José Soeiro, do Bloco de Esquerda, disse que o Governo pactuou com o despedimento ilegal de trabalhadores com experiência, assistindo ao cumprimento de requisições civis com “trabalhadores de aviário”, acabados de contratar, e sem experiência nenhuma. Numa segunda intervenção, Soeiro lembrou o ministro de que ele nunca conseguiria a paz social que tanto procura “partindo a espinha ao sindicato que representa os trabalhadores”. 

Pedro Nuno Santos nunca subiu o tom, mas acusou o toque, lembrando que “não há trabalhadores de aviário”.

“Houve uma empresa que entrou em insolvência, os operadores fizeram propostas à maioria desses trabalhadores, eles não aceitaram e [os operadortiveram de ir ao mercado recrutar. Enquanto ministro não posso tomar nenhuma decisão com base em especulações sobre o que motivou ou deixou de motivar uma empresa”, argumentou o governante.

A deputada do PSD, Filipa Roseta, juntou às preocupação de a paz social andar afastada do Porto de Lisboa o facto de esta estrutura estar a perder relevância, ao mesmo tempo que a cidade e os seus moradores continuam a ser impedidos de melhorar a sua relação com o rio.

“Sempre nos foi dito, quando havia tentativas de conquistar mais espaço da frente ribeirinha para a cidade e os seus moradores, que a actividade portuária era demasiado importante, e que o porto estava em expansão. Como é que vamos encaixando esta informação sucessiva de que está a perder relevância?”, questionou a deputada. 

Pedro Nuno Santos respondeu-lhe que, “felizmente, e dentro da normalidade possível, o Porto de Lisboa continua a funcionar – “caso contrário já todos tínhamos percebido, e da pior maneira possível”, argumentou o ministro. Sobre a ambição de atribuir ao município de Lisboa as áreas portuárias que não estejam afectas à actividade, o ministro das Infraestruturas diz que “essa negociação complexa, difícil e importante” continua a ter lugar.

“Estudei em Roterdão e sou um dos que acha que uma cidade que tem um porto é uma cidade privilegiada. Eu acredito que sem pôr em causa a actividade do porto é possível melhorar a articulação entre a cidade e o rio”, afirmou o ministro.

Depois de quase duas horas de perguntas e respostas, o ministro das Infraestruturas resistiu a todos os apelos para que tivesse uma intervenção maior. “Está a dizer-nos que a intervenção do Governo é decretar requisição civil quando for necessário e pronto.
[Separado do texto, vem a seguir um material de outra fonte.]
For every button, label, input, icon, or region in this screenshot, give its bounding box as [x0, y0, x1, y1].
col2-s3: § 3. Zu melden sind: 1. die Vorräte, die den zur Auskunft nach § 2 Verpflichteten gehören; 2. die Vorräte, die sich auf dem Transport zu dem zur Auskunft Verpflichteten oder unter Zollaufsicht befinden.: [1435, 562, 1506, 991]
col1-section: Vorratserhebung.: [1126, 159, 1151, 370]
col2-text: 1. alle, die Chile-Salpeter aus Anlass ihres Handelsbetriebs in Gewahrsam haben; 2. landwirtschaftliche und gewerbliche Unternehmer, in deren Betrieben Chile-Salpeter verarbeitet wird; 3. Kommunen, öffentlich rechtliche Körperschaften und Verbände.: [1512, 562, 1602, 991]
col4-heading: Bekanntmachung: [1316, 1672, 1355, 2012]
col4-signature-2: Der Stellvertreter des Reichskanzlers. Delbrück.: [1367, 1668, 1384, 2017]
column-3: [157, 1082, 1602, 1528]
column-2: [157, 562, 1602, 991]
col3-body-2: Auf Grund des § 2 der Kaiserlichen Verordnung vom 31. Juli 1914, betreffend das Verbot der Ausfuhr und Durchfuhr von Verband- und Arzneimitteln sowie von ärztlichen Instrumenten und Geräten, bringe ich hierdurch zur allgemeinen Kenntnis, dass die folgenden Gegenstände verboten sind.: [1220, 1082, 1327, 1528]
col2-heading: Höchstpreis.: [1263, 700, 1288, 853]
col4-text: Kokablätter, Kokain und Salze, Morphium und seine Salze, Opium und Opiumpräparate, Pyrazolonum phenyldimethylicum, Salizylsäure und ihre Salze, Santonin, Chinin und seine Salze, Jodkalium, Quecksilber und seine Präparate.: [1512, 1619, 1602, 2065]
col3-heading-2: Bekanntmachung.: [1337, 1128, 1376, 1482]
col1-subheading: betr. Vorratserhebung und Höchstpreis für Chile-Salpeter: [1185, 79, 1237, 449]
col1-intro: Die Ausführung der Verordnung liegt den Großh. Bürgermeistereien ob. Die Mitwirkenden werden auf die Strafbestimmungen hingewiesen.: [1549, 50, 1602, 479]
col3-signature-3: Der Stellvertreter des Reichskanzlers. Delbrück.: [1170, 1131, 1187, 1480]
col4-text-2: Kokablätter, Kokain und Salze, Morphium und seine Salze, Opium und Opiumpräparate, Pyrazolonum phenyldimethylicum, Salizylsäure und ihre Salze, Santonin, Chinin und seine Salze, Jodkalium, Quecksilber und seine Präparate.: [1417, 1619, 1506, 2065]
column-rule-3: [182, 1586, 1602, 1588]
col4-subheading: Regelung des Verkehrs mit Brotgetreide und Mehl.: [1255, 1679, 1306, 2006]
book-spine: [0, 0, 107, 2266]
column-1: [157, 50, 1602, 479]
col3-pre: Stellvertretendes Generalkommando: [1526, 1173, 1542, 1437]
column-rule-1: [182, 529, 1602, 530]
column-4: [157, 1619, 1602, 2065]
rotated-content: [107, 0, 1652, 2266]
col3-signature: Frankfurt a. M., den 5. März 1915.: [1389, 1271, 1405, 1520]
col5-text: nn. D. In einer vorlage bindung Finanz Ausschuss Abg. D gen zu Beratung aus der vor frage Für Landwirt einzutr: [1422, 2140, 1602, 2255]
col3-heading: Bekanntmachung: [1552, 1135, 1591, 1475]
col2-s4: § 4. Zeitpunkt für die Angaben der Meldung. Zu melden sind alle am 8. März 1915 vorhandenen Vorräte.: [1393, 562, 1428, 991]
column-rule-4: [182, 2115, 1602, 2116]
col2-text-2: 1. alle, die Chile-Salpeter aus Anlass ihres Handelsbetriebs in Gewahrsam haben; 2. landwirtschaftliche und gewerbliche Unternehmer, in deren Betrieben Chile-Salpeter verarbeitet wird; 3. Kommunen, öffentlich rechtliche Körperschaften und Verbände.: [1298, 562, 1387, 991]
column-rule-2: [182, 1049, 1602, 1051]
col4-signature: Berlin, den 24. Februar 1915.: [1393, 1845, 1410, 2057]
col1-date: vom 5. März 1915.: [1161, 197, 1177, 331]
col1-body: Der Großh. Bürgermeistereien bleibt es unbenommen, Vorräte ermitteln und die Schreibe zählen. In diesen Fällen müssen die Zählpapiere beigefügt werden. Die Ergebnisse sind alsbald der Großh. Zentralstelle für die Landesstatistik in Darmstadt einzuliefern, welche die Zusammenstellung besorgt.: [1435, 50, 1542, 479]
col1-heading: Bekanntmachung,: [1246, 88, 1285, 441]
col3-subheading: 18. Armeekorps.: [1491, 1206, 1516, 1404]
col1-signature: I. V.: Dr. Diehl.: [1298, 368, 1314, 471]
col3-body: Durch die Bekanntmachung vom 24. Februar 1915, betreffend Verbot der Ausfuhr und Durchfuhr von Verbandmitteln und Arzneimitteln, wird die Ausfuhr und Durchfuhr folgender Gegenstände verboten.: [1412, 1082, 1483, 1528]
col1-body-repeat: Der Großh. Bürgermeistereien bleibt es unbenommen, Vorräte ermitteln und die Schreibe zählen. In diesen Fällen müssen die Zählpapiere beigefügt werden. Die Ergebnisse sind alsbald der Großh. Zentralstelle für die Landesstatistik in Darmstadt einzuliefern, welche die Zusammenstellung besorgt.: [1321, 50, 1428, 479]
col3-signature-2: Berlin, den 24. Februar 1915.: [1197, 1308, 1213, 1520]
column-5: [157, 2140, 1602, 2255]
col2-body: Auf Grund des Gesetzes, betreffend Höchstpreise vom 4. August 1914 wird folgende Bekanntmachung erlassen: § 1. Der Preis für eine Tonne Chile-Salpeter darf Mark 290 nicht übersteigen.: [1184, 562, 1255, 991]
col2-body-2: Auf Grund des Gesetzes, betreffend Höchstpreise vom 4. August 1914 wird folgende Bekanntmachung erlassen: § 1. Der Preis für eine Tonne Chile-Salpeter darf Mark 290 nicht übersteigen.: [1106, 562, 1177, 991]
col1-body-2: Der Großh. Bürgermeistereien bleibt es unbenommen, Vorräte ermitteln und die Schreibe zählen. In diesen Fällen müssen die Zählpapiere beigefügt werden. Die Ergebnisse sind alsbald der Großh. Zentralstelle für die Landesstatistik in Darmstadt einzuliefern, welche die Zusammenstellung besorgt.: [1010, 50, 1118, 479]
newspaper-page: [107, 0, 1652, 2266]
O ministro não pode fazer mais do que isto?”, questionou Filipa Roseta.

Pedro Nuno Santos disse, durante o debate, que não tinha dito que não ia fazer nada, porque continua “empenhado em mediar [através da Administração do Porto de Lisboa] as partes dentro do quadro legal que está em vigor”.

“O pior que podia acontecer é o Governo achar que pode fazer aquilo que é a competência dos outros”, terminou o ministro, referindo-se aos tribunais e ao poder judicial, que é onde a questão da insolvência da AETPL poderá ser discutida.

De resto, garantiu que não houve problemas de segurança no porto com cargas pretensamente radioactivas, e recusou ter havido qualquer aumento de número de acidentes.